The point is that the kingdom of God may be invisible and hidden, but it is transformational and will affect the entire world. The leaven of the Pharisees is negative but not so with the kingdom of God.
The Jews anticipated the kingdom of God. They looked for a dramatic, visible invasion of this kingdom that included the overthrow of the Romans. Even in the book of Acts the disciples were confused and asked Jesus if now was the time for the kingdom to be restored to Israel. Jesus told them that they would be his witnesses, his mustard seeds, to the entire world through the leaven of the Holy Spirit.
The point of the parables is that the kingdom of God might start small, might be hidden, but it will grow and extend to all the nations and reach the entire world. The woman illustrates how the kingdom grows and spreads. Small beginnings can have great results. Jesus was a seed that fell to the ground and died and yet he changed everything. A small band of disciples likewise gave birth to the church. This is how the kingdom works. Jesus said in chapter 4 that he fulfilled Isaiah 61:
“The Spirit of the Lord God is upon me, ……

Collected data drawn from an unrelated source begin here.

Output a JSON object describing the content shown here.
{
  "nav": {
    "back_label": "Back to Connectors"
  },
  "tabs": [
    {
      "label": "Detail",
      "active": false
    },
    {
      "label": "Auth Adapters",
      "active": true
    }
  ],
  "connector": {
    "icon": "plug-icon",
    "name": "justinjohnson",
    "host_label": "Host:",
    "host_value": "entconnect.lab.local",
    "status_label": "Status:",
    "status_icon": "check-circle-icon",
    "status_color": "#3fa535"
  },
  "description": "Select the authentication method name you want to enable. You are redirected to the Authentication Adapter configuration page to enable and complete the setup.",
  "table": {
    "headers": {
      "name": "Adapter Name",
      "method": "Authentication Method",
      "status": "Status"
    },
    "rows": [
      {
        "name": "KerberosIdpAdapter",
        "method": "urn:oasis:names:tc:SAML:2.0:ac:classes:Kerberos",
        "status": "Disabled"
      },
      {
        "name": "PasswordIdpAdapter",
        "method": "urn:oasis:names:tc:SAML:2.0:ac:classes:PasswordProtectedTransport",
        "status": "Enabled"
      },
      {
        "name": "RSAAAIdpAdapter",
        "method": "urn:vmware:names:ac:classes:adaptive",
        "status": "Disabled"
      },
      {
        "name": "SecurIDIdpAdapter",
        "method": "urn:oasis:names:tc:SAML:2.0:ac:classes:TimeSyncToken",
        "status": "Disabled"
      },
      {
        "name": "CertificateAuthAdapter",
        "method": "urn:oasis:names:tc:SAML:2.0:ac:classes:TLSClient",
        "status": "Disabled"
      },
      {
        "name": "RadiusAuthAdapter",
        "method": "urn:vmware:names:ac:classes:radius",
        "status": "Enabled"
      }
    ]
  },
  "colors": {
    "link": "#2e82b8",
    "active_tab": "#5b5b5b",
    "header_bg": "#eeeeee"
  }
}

to bring good news to the poor;
to bind up the brokenhearted,
to proclaim liberty to the captives ……
that they may be called oaks of righteousness,
the planting of the lord,
that he may be glorified.” (Is. 61:1-3)
In our story Jesus set the woman free and she became an oak of righteousness. What is the takeaway for us? The kingdom of God is upside-down. It simply is not the way we would draw it up. God works in small, hidden, undetectable ways to build his kingdom. “Blessed are you who are poor, for yours is the kingdom of God”(Luke 6:20). “Let the children come to me …. for to such belongs the kingdom of God” (Luke 18:16).
Like the Jews, we tend to want the dramatic, exciting, visible kingdom. But the kingdom is not an institution. It is God’s presence among his people. We may think we have to do big things for God. We think we should be working harder for God. Jesus reminds us that first we need to find our rest in him, to trust him, and realize that it is his working and not our efforts that are important. He reminds us that doing small things like loving a disabled woman can have greater results than we can imagine. He reminds us that he might be using us in ways that are hidden even to us. And so we go forth, resting in the work of Christ, doing the small things that God can use to influence and change the world.
Around the auditorium this morning you see photographs taken by Don Burgess, our missionary to the Tarahumara Indians in Mexico. Don is a quiet man and reminds me of a mustard seed. Many years ago Don gave his life to Christ and began a work to translate the Bible into the language of the Tarahumara. His life has consisted of taking trips to out of the way places and slowly working to give very poor people the Scriptures. Don is not on CNN or on the front page of the Wall Street journal. And yet through God’s grace he has affected an entire people group. We will have the privilege of hearing from Don next Sunday. Nothing is too small or insignificant for God to use.
Now may the God who has freed us from slavery continue to work in us and through us in small and hidden ways to advance his kingdom, until every nation and every tribe has heard the good news of the gospel.
1. Marc Buchanan quoted by Alan Fadling, An Unhurried Life, IVP, Downers Grove, IL, 2013, 114.